The history of the Muskoday First Nation is rich and diverse, marked by significant events and milestones. From the establishment of a day school and farming in the 1800s to the opening of the Muskoday Community School in 2006, the community has seen remarkable growth and development. The First Nation's name was officially changed from the John Smith/Muskoday Reserve to the Muskoday First Nation in 1993. The Muskoday Bridge, built during the 1970s, links the town of Birch Hills with Prince Albert and divides the reserve lands roughly in half.

Services in Muskoday First Nation, Saskatchewan

The Muskoday First Nation government provides several services to its people. In 1997, the First Nation designed a Land Code to manage its own lands, leading the way for further development of services. These include a housing development known as "the village," a water plant, a community health center, an administration building, and a band hall. The community also houses a gas bar, a convenience store, and a post office.

The Reserve of Muskoday First Nation, Saskatchewan

The Muskoday First Nation has reserved for itself the 9,686.8 hectare Muskoday First Nation Reserve, located approximately 19 km southeast of the city of Prince Albert.
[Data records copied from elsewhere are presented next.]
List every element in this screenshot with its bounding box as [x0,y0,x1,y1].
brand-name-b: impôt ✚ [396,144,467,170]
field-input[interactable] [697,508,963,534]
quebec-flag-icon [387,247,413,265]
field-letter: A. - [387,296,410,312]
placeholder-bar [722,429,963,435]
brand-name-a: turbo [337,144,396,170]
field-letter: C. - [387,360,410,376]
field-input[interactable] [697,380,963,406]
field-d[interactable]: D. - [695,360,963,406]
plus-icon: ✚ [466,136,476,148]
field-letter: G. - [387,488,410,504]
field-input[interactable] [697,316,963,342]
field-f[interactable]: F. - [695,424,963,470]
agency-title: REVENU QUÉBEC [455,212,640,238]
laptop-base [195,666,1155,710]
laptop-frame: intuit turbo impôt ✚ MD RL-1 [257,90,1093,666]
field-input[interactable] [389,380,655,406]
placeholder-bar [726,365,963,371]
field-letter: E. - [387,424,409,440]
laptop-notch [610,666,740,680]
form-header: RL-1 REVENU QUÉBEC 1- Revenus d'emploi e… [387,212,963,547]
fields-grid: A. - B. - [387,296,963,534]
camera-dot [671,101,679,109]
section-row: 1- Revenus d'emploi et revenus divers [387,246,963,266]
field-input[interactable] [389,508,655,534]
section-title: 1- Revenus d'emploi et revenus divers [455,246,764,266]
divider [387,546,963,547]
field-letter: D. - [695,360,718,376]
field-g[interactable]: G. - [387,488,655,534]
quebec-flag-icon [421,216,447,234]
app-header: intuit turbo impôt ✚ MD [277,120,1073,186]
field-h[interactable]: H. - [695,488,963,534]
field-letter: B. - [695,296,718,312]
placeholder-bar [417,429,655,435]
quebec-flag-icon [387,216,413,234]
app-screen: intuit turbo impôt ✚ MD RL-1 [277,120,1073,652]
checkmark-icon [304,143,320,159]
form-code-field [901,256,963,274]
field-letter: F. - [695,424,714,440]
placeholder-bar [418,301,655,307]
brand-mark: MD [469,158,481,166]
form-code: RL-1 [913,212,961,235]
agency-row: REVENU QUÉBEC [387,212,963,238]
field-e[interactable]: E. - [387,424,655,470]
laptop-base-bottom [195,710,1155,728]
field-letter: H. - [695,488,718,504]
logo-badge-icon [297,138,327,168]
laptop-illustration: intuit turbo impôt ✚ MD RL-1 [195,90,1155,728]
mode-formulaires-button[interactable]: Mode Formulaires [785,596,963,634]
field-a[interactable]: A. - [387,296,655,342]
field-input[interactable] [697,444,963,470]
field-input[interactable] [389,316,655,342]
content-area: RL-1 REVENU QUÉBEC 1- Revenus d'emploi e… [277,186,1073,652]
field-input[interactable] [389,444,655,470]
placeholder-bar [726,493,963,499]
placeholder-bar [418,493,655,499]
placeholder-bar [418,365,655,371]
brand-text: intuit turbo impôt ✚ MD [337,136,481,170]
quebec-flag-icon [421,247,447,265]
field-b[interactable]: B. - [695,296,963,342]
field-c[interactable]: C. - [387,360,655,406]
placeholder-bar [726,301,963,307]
The community of the Muskoday First Nation is located on this reserve. The First Nation is engaged in ongoing discussions with the federal Government of Canada regarding land ownership and entitlement. At the time of the signing of Treaty 6, the incorrect amount of land was reserved for the Muskoday, leading to a Treaty Land Entitlement (TLE) claim. The TLE claim was approved and ratified by Muskoday members in 2007.

The Spiritual Life of Muskoday First Nation, Saskatchewan

Unlike many other Cree Nations in the area, the Muskoday First Nation was almost entirely Anglican in the 19th and 20th centuries, with no Roman Catholic influence. Traditional spirituality and practices remained strong, however. Today, the two church congregations serving the Muskoday First Nation are St. James Anglican Church and the Muskoday Baptist Church.